Kansas anti-gay segregation bill is an abomination.
Kansas anti-gay segregation bill is an abomination.
Mr. Stern’s headline sums it up very well. If you don’t believe it can really be that bad, read the PDF.
It is that bad. Ignorance is one thing, but open hostility like this cannot stand and anyone who supports this bill commits the intellectual equivalent of burning the original Constitution to a pile of ashes.

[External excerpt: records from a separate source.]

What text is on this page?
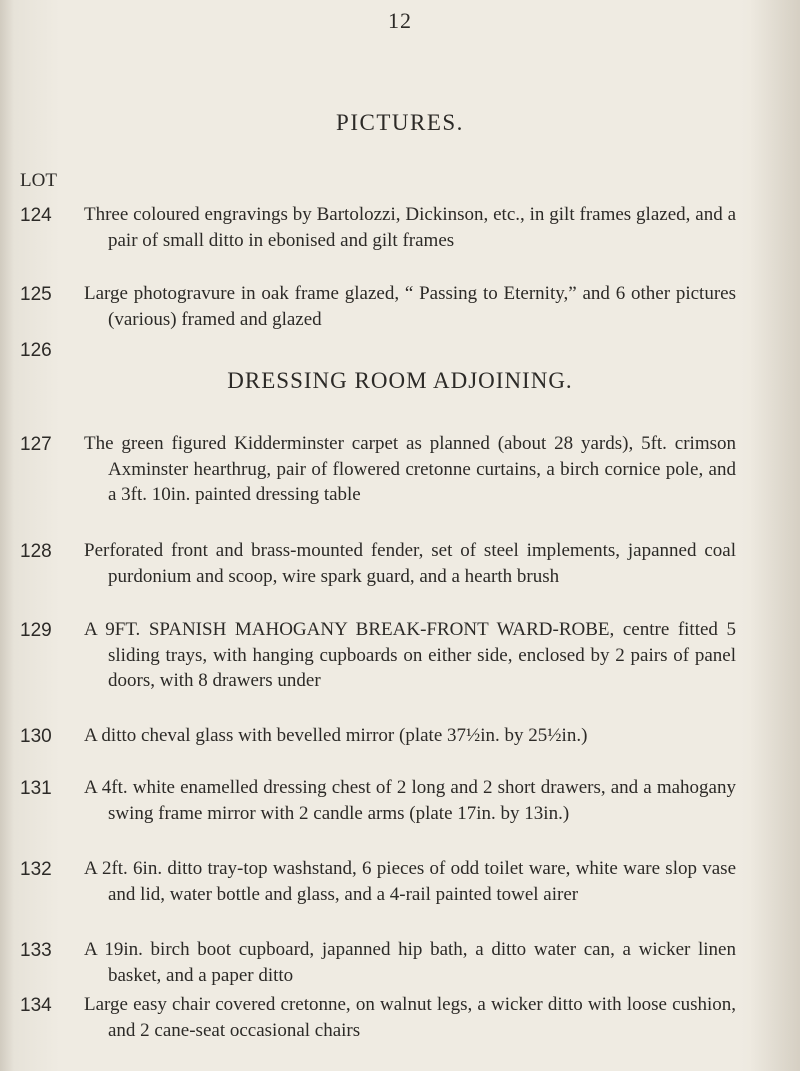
12
PICTURES.
LOT
124	Three coloured engravings by Bartolozzi, Dickinson, etc., in gilt frames glazed, and a pair of small ditto in ebonised and gilt frames
125	Large photogravure in oak frame glazed, “ Passing to Eternity,” and 6 other pictures (various) framed and glazed
126
DRESSING ROOM ADJOINING.
127	The green figured Kidderminster carpet as planned (about 28 yards), 5ft. crimson Axminster hearthrug, pair of flowered cretonne curtains, a birch cornice pole, and a 3ft. 10in. painted dressing table
128	Perforated front and brass-mounted fender, set of steel implements, japanned coal purdonium and scoop, wire spark guard, and a hearth brush
129	A 9FT. SPANISH MAHOGANY BREAK-FRONT WARD-ROBE, centre fitted 5 sliding trays, with hanging cupboards on either side, enclosed by 2 pairs of panel doors, with 8 drawers under
130	A ditto cheval glass with bevelled mirror (plate 37½in. by 25½in.)
131	A 4ft. white enamelled dressing chest of 2 long and 2 short drawers, and a mahogany swing frame mirror with 2 candle arms (plate 17in. by 13in.)
132	A 2ft. 6in. ditto tray-top washstand, 6 pieces of odd toilet ware, white ware slop vase and lid, water bottle and glass, and a 4-rail painted towel airer
133	A 19in. birch boot cupboard, japanned hip bath, a ditto water can, a wicker linen basket, and a paper ditto
134	Large easy chair covered cretonne, on walnut legs, a wicker ditto with loose cushion, and 2 cane-seat occasional chairs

Let me translate that from fiery liberal anger into constitutional principles:
A law allowing the detrimental differential treatment of a class of persons traditionally subject to invidious discrimination because they belong to that class violates the Equal Protection rights granted by the Constitution as to the federal government in the 5th Amendment and extended as to the States by the 14th Amendment.
Let us quote the Good Document itself:
No state shall make or enforce any law which shall abridge the privileges or immunities of citizens of the United States; nor shall any state deprive any person of life, liberty, or property, without due process of law; nor deny to any person within its jurisdiction the equal protection of the laws.
Gotta love that 14th Amendment. There’s nothing ambiguous in the juxtaposition of the Kansas bill and the Constitution. You can’t deny someone equal protection of the laws. You can’t tell me I’m not allowed in your hotel because I’m a man. Maybe if it’s a country club. But not a hotel. Or a restaurant. Or a state.
The use of freedom of religion as a pathetic attempt to hide animosity and hatred is a supreme act of collective cowardice by the Kansan legislators who vote for this bill.
It is an un-American as it gets. But the good news is, as one ruling after another makes ever-more-clear, you can’t stop history.
The Hidden War Against Gay Teens
The Hidden War Against Gay Teens
Alex Morris wrote a great piece at Rolling Stone about what can only be called the social abuse being perpetrated at Christian schools.
You should know before you read the quote below that “they” refers to the leadership of one of the Christian schools discussed in Morris’ article:
"They found out she was a lesbian, and they made her go in front of the entire school and tell them," says Tristan. "And then they kicked her out the next day."
I was raised Catholic.
I know the Bible inside and out.
I read it twice, cover to cover, in addition to about 16 years of Catholic-affiliated schooling.
I know Catholicism and other forms of Christianity are sometimes mutually unintelligible.
But there is nothing, absolutely nothing, Christian about behavior like that by an adult authority figure.
To out someone against their will, before their peers, only to cast them out afterward, as a means to teach them they are inferior, is the very definition if evil.
It is petty, resentful and indicative of a disgusting superiority complex coupled with a total lack of moral intelligence.